People ask me all the time if I plan to find you someday. I really don’t know how to answer them. I would like to know your name and see you, and I really would love to talk to you. I’m just so scared! What if you don’t want to see me? What if you’re disappointed in me? Will you think I’m stupid?
How can I have such a need to be with someone I can’t even remember? It’s like part of me is missing, as if the finishing piece of my life puzzle is locked somewhere within your heart. I walk around with this hole in me and it aches, a constant, dull throbbing that wakes me in the middle of the night when I realize my pillow is wet with tears. It’s an ache that makes my heart skip a beat whenever someone mentions my adoption.
We’ve missed out on so much of each other’s lives! Little things like Christmas morning, birthdays, the Tooth Fairy. You weren’t there for my first steps, my first words, my first love. You never got to tell me about Santa Claus, or explain to me just how things work between girls and boys. We’ve never been on a family vacation. We’ve never even been shopping together!
I wonder sometimes how different my life would be, had you not decided to give me up. I wonder where we would be living, if we would be happy. I wonder if you and I would have a close mother/daughter relationship. I wonder if I would have lots of brothers and sisters. I’ve always dreamed of having a big family. I wonder if you would understand me in a way that no one else has ever been able to.

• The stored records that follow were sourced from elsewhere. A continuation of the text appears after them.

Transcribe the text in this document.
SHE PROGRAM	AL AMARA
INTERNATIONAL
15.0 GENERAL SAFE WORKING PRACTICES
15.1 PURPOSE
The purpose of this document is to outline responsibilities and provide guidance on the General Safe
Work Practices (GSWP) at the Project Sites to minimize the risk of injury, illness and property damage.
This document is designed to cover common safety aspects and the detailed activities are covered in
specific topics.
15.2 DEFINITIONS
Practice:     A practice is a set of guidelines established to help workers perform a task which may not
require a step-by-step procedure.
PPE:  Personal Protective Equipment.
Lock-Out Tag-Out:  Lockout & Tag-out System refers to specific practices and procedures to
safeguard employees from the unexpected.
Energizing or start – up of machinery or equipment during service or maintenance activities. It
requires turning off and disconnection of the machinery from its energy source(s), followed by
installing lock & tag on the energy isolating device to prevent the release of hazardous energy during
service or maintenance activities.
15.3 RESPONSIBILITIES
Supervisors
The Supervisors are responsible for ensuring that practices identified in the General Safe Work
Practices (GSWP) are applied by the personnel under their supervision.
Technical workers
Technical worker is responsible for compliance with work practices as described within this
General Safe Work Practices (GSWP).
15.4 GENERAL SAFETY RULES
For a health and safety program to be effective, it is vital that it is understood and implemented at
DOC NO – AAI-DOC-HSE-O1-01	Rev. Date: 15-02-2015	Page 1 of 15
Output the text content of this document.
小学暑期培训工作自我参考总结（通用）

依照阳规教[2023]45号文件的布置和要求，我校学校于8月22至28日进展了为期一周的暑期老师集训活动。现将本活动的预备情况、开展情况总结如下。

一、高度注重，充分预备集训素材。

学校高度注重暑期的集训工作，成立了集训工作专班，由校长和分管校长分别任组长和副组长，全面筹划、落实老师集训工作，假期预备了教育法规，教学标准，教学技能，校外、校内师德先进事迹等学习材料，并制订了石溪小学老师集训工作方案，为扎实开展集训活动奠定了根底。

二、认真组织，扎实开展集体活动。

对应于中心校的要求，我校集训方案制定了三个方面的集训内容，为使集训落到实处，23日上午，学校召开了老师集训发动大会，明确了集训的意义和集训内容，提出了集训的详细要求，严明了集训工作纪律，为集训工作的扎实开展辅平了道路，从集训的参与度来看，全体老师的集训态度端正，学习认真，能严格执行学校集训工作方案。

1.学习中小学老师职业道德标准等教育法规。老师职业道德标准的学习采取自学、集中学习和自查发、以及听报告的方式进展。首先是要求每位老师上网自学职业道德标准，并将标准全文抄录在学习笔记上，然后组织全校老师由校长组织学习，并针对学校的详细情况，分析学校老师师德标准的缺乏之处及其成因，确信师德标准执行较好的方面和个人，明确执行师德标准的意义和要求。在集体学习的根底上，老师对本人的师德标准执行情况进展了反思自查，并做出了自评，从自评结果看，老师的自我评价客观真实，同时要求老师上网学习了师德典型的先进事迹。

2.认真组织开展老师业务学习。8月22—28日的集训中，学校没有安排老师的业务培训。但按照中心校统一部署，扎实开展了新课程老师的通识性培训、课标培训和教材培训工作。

These past years, I’ve been dreaming of the day you and I would finally meet. The scene plays over and over in my mind. I change little things each time, hoping to make it perfect. Do I call you by your first name, or would it be too presumptuous to call you Mom? Do I try to hug you, or would a handshake be sufficient? Do I try to stay in touch with you, or would you rather put the past behind you and forget about me completely?

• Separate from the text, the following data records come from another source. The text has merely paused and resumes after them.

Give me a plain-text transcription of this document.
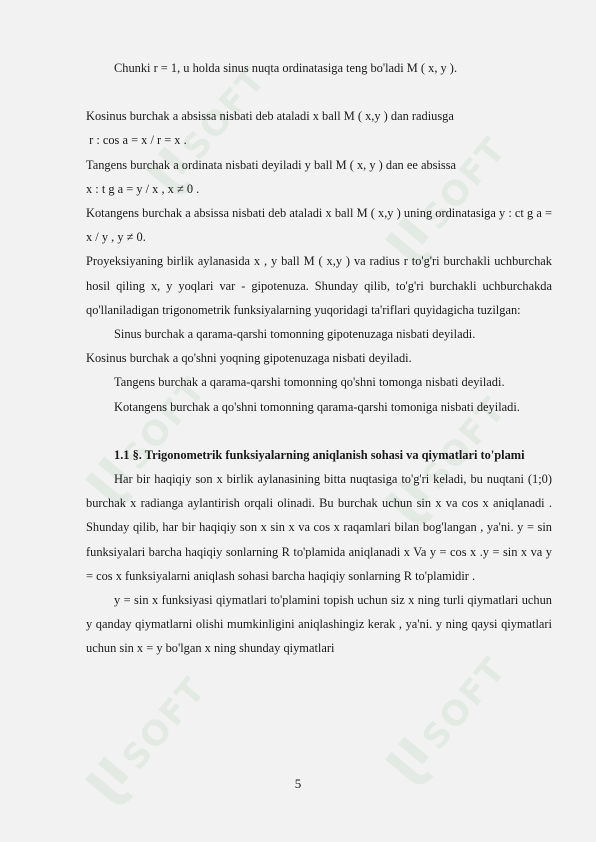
SOFT
SOFT
SOFT	SOFT
SOFT	SOFT

Chunki r = 1, u holda sinus nuqta ordinatasiga teng bo'ladi M ( x, y ).

Kosinus burchak a absissa nisbati deb ataladi x ball M ( x,y ) dan radiusga

r : cos a = x / r = x .

Tangens burchak a ordinata nisbati deyiladi y ball M ( x, y ) dan ee absissa

x : t g a = y / x , x ≠ 0 .

Kotangens burchak a absissa nisbati deb ataladi x ball M ( x,y ) uning ordinatasiga y : ct g a = x / y , y ≠ 0.

Proyeksiyaning birlik aylanasida x , y ball M ( x,y ) va radius r to'g'ri burchakli uchburchak hosil qiling x, y yoqlari var - gipotenuza. Shunday qilib, to'g'ri burchakli uchburchakda qo'llaniladigan trigonometrik funksiyalarning yuqoridagi ta'riflari quyidagicha tuzilgan:

Sinus burchak a qarama-qarshi tomonning gipotenuzaga nisbati deyiladi.

Kosinus burchak a qo'shni yoqning gipotenuzaga nisbati deyiladi.

Tangens burchak a qarama-qarshi tomonning qo'shni tomonga nisbati deyiladi.

Kotangens burchak a qo'shni tomonning qarama-qarshi tomoniga nisbati deyiladi.

1.1 §. Trigonometrik funksiyalarning aniqlanish sohasi va qiymatlari to'plami

Har bir haqiqiy son x birlik aylanasining bitta nuqtasiga to'g'ri keladi, bu nuqtani (1;0) burchak x radianga aylantirish orqali olinadi. Bu burchak uchun sin x va cos x aniqlanadi . Shunday qilib, har bir haqiqiy son x sin x va cos x raqamlari bilan bog'langan , ya'ni. y = sin funksiyalari barcha haqiqiy sonlarning R to'plamida aniqlanadi x Va y = cos x .y = sin x va y = cos x funksiyalarni aniqlash sohasi barcha haqiqiy sonlarning R to'plamidir .

y = sin x funksiyasi qiymatlari to'plamini topish uchun siz x ning turli qiymatlari uchun y qanday qiymatlarni olishi mumkinligini aniqlashingiz kerak , ya'ni. y ning qaysi qiymatlari uchun sin x = y bo'lgan x ning shunday qiymatlari

5
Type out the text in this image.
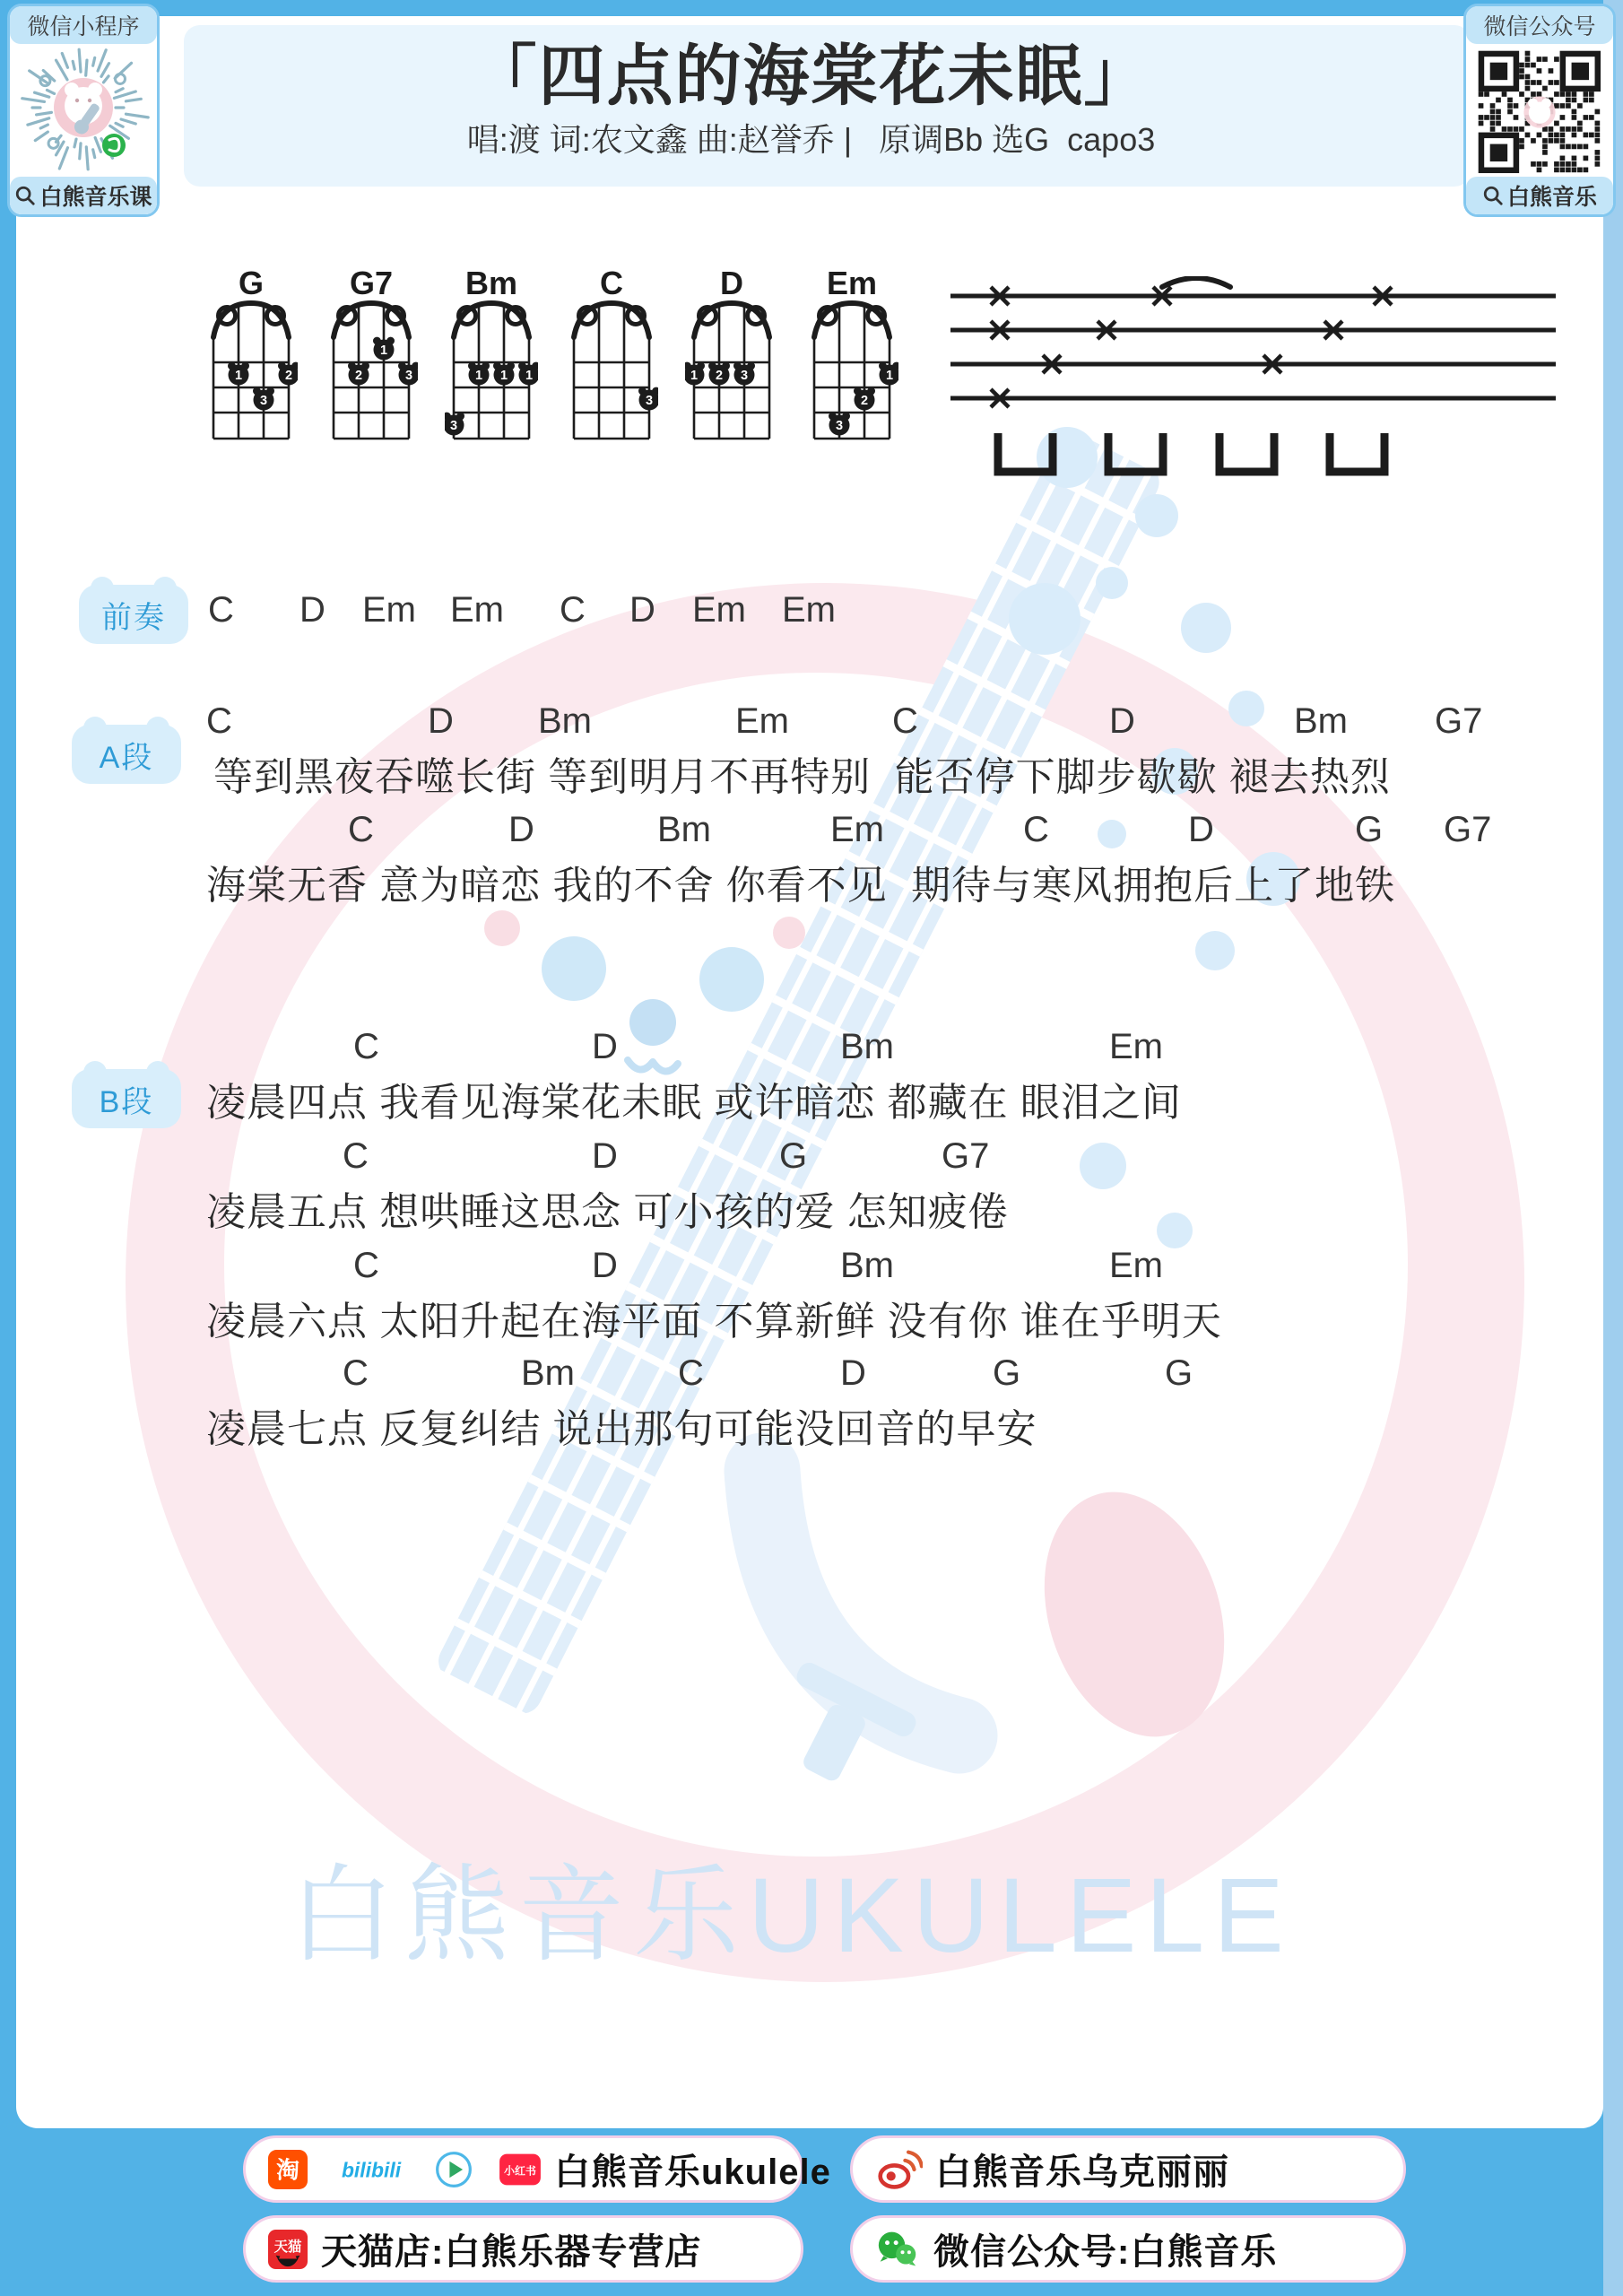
「四点的海棠花未眠」
唱:渡 词:农文鑫 曲:赵誉乔 |   原调Bb 选G  capo3
微信小程序
白熊音乐课
微信公众号
白熊音乐
G
1	2
3
G7
1
2	3
Bm
1 1 1
3
C
3
D
1 2 3
Em
1
2
3
前奏	C D Em Em C D Em Em
A段
C	D Bm	Em	C	D	Bm G7
等到黑夜吞噬长街 等到明月不再特别  能否停下脚步歇歇 褪去热烈
C	D	Bm	Em	C	D	G G7
海棠无香 意为暗恋 我的不舍 你看不见  期待与寒风拥抱后上了地铁
B段
C	D	Bm	Em
凌晨四点 我看见海棠花未眠 或许暗恋 都藏在 眼泪之间
C	D	G	G7
凌晨五点 想哄睡这思念 可小孩的爱 怎知疲倦
C	D	Bm	Em
凌晨六点 太阳升起在海平面 不算新鲜 没有你 谁在乎明天
C	Bm	C	D	G	G
凌晨七点 反复纠结 说出那句可能没回音的早安
白熊音乐UKULELE
淘 bilibili	小红书 白熊音乐ukulele	白熊音乐乌克丽丽
天猫 天猫店:白熊乐器专营店	微信公众号:白熊音乐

I’m probably digging up a lot of things that are best left buried and I am sorry, but please try to understand that I would not be doing this unless I had a good reason. Just once I would like to see you and talk to you and have you actually sitting there, listening and talking aback to me. Just once I would like to hear your story—how you met my father and how I came to be. Just once I would like to know the truth about my heritage and be able to speak of my ancestors with knowledge and pride. I want to know my birthday story—what happened that day, what time I was born, what it was like for you. But most of all, I would like to hear someone say, “Wow! She is just like her mother!” Just once I wish I could hear someone say that and know they were talking about me.
I know this probably comes as a huge shock to you. You’ve probably spent the last twenty-two years trying to put all of this behind you, but please, please understand that I wouldn’t be doing this, writing this letter, unless I had to. If you never want to see me again or don’t want to be part of my life, I promise I will understand. Please, just give me this once chance. Give me one day so that I won’t have to wonder anymore, so I can put all of this behind me and try to get on with my life. Please, just think about it.

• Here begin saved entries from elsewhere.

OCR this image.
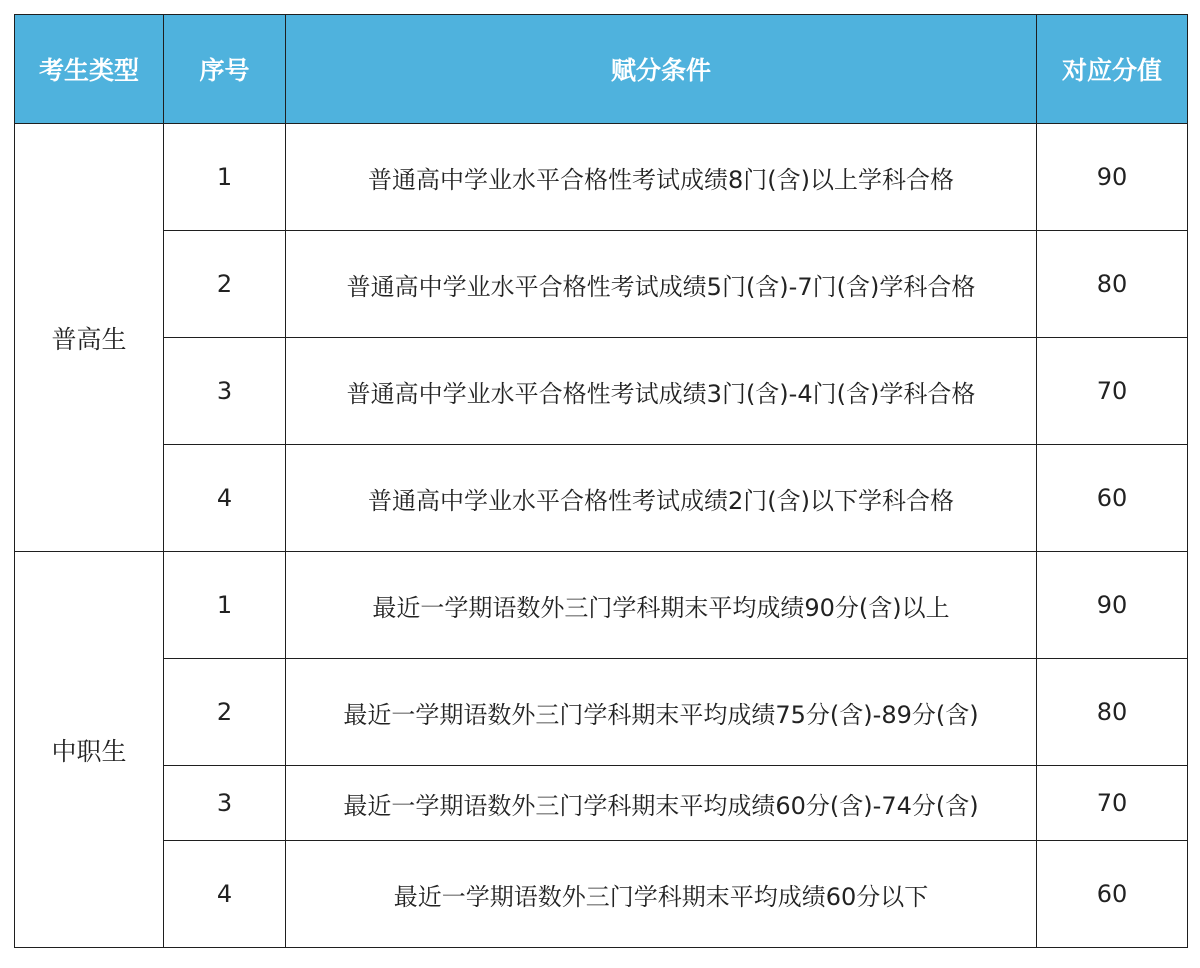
考生类型	序号	赋分条件	对应分值
普高生	1	普通高中学业水平合格性考试成绩8门(含)以上学科合格	90
	2	普通高中学业水平合格性考试成绩5门(含)-7门(含)学科合格	80
	3	普通高中学业水平合格性考试成绩3门(含)-4门(含)学科合格	70
	4	普通高中学业水平合格性考试成绩2门(含)以下学科合格	60
中职生	1	最近一学期语数外三门学科期末平均成绩90分(含)以上	90
	2	最近一学期语数外三门学科期末平均成绩75分(含)-89分(含)	80
	3	最近一学期语数外三门学科期末平均成绩60分(含)-74分(含)	70
	4	最近一学期语数外三门学科期末平均成绩60分以下	60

I sit here, writing an impossible letter, yet somehow I find myself still clinging to the dream that it will all turn out perfect. I can only pray that you will understand what I’m trying to say and just how much of my heart I’ve poured out onto these pages. What I really hope is that I can somehow find the courage to drop this into a mailbox and start piecing together the parts of my life that have been missing for so long.
I love you, Mom. I just wanted you to know that.